6. Don't be afraid of customization. So a complex query is used on the tag, so the required tag Engine is specially developed.

7. do only what must be done. There is no need to test because there is an active community support, for example, developers do not have to worry about the "Square Wheel" effect, if developers can make a more lightweight components, then replace it.

8. focus on hardware knowledge, such as IL. Some code uses IL instead of C #. Focus on the SQL query plan. What exactly did you do with the memory dump of the Web server. Explore, such as why a split will produce 2GB of rubbish.

9. never be bureaucratic. There are always some new tools you need, such as an editor, a new version of Visual Studio, to reduce all resistance in the ascension process.

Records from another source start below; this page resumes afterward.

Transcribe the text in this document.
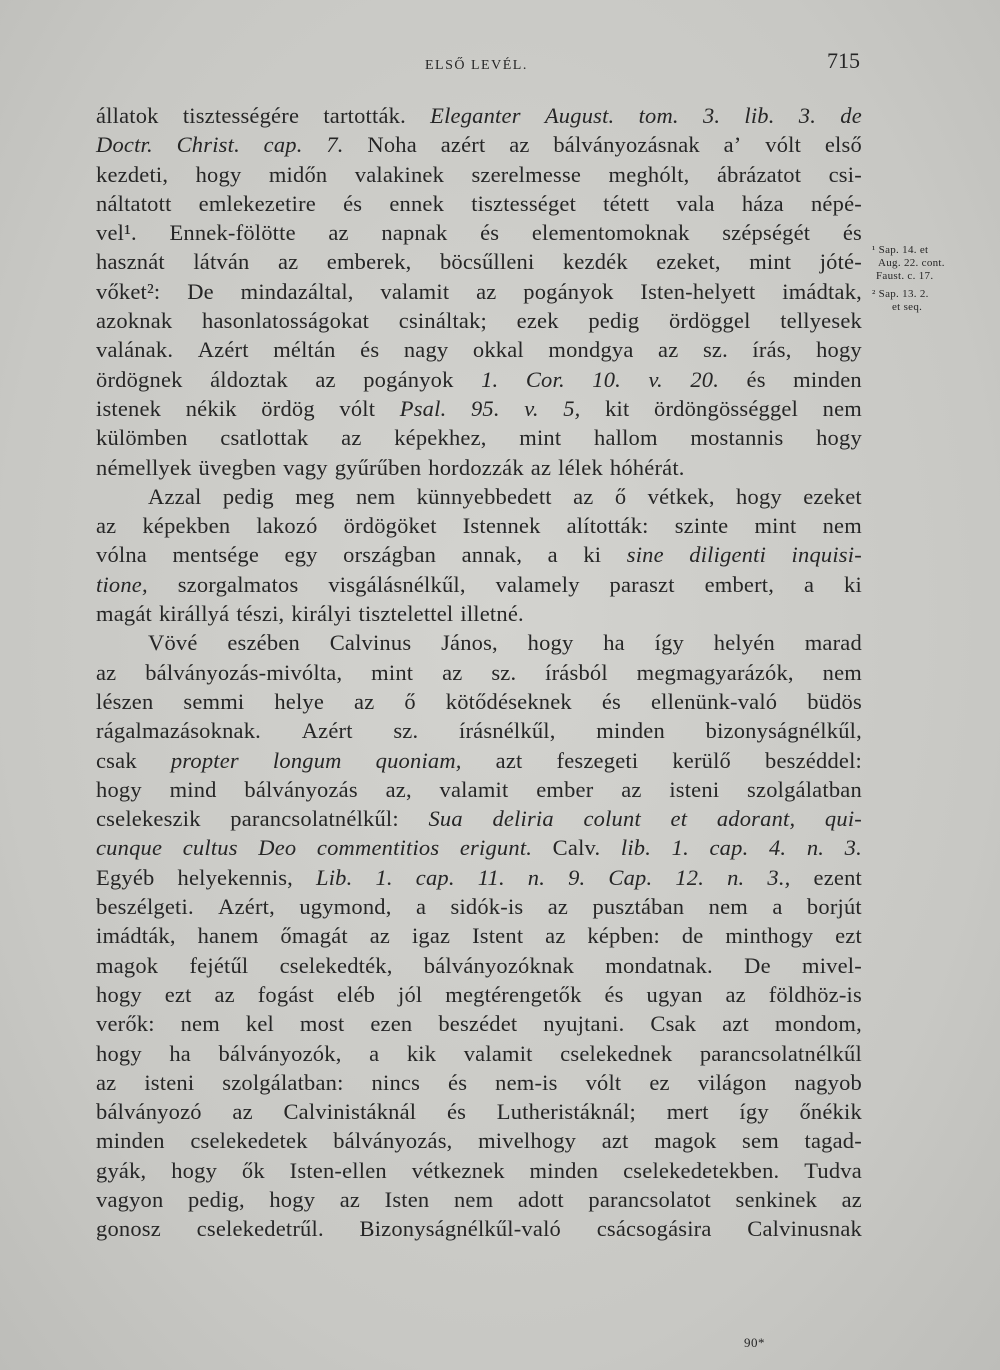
ELSŐ LEVÉL.	715
állatok tisztességére tartották. Eleganter August. tom. 3. lib. 3. de
Doctr. Christ. cap. 7. Noha azért az bálványozásnak a’ vólt első
kezdeti, hogy midőn valakinek szerelmesse meghólt, ábrázatot csi-
náltatott emlekezetire és ennek tisztességet tétett vala háza népé-
vel¹. Ennek-fölötte az napnak és elementomoknak szépségét és
hasznát látván az emberek, böcsűlleni kezdék ezeket, mint jóté-
vőket²: De mindazáltal, valamit az pogányok Isten-helyett imádtak,
azoknak hasonlatosságokat csináltak; ezek pedig ördöggel tellyesek
valának. Azért méltán és nagy okkal mondgya az sz. írás, hogy
ördögnek áldoztak az pogányok 1. Cor. 10. v. 20. és minden
istenek nékik ördög vólt Psal. 95. v. 5, kit ördöngösséggel nem
külömben csatlottak az képekhez, mint hallom mostannis hogy
némellyek üvegben vagy gyűrűben hordozzák az lélek hóhérát.
Azzal pedig meg nem künnyebbedett az ő vétkek, hogy ezeket
az képekben lakozó ördögöket Istennek alították: szinte mint nem
vólna mentsége egy országban annak, a ki sine diligenti inquisi-
tione, szorgalmatos visgálásnélkűl, valamely paraszt embert, a ki
magát királlyá tészi, királyi tisztelettel illetné.
Vövé eszében Calvinus János, hogy ha így helyén marad
az bálványozás-mivólta, mint az sz. írásból megmagyarázók, nem
lészen semmi helye az ő kötődéseknek és ellenünk-való büdös
rágalmazásoknak. Azért sz. írásnélkűl, minden bizonyságnélkűl,
csak propter longum quoniam, azt feszegeti kerülő beszéddel:
hogy mind bálványozás az, valamit ember az isteni szolgálatban
cselekeszik parancsolatnélkűl: Sua deliria colunt et adorant, qui-
cunque cultus Deo commentitios erigunt. Calv. lib. 1. cap. 4. n. 3.
Egyéb helyekennis, Lib. 1. cap. 11. n. 9. Cap. 12. n. 3., ezent
beszélgeti. Azért, ugymond, a sidók-is az pusztában nem a borjút
imádták, hanem őmagát az igaz Istent az képben: de minthogy ezt
magok fejétűl cselekedték, bálványozóknak mondatnak. De mivel-
hogy ezt az fogást eléb jól megtérengetők és ugyan az földhöz-is
verők: nem kel most ezen beszédet nyujtani. Csak azt mondom,
hogy ha bálványozók, a kik valamit cselekednek parancsolatnélkűl
az isteni szolgálatban: nincs és nem-is vólt ez világon nagyob
bálványozó az Calvinistáknál és Lutheristáknál; mert így őnékik
minden cselekedetek bálványozás, mivelhogy azt magok sem tagad-
gyák, hogy ők Isten-ellen vétkeznek minden cselekedetekben. Tudva
vagyon pedig, hogy az Isten nem adott parancsolatot senkinek az
gonosz cselekedetrűl. Bizonyságnélkűl-való csácsogásira Calvinusnak
¹ Sap. 14. et
Aug. 22. cont.
Faust. c. 17.
² Sap. 13. 2.
et seq.
90*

garbage Collection driver programming. So much effort has been made to reduce the cost of garbage collection, skipping practices like TDD, avoiding abstraction layers, and using static methods. Although extreme, it does create very efficient code.

The value of efficient code is far beyond your imagination, it can make the hardware run faster, reduce the use of resources, remember to make the code easier for programmers to understand.

Original link: StackOverflow update:560m pageviews A Month, Servers, and It's All About performance (compilation/Zhonghao review/Wei Wei)

Stack Overflow Architecture

Contact Us

The content source of this page is from Internet, which doesn't represent Alibaba Cloud's opinion; products and services mentioned on that page don't have any relationship with Alibaba Cloud. If the content of the page makes you feel confusing, please write us an email, we will handle the problem within 5 days after receiving your email.

If you find any instances of plagiarism from the community, please send an email to: info-contact@alibabacloud.com and provide relevant evidence. A staff member will contact you within 5 working days.

A Free Trial That Lets You Build Big!

Start building with 50+ products and up to 12 months usage for Elastic Compute Service

  • Sales Support

    1 on 1 presale consultation

  • After-Sales Support

    24/7 Technical Support 6 Free Tickets per Quarter Faster Response

  • Alibaba Cloud offers highly flexible support services tailored to meet your exact needs.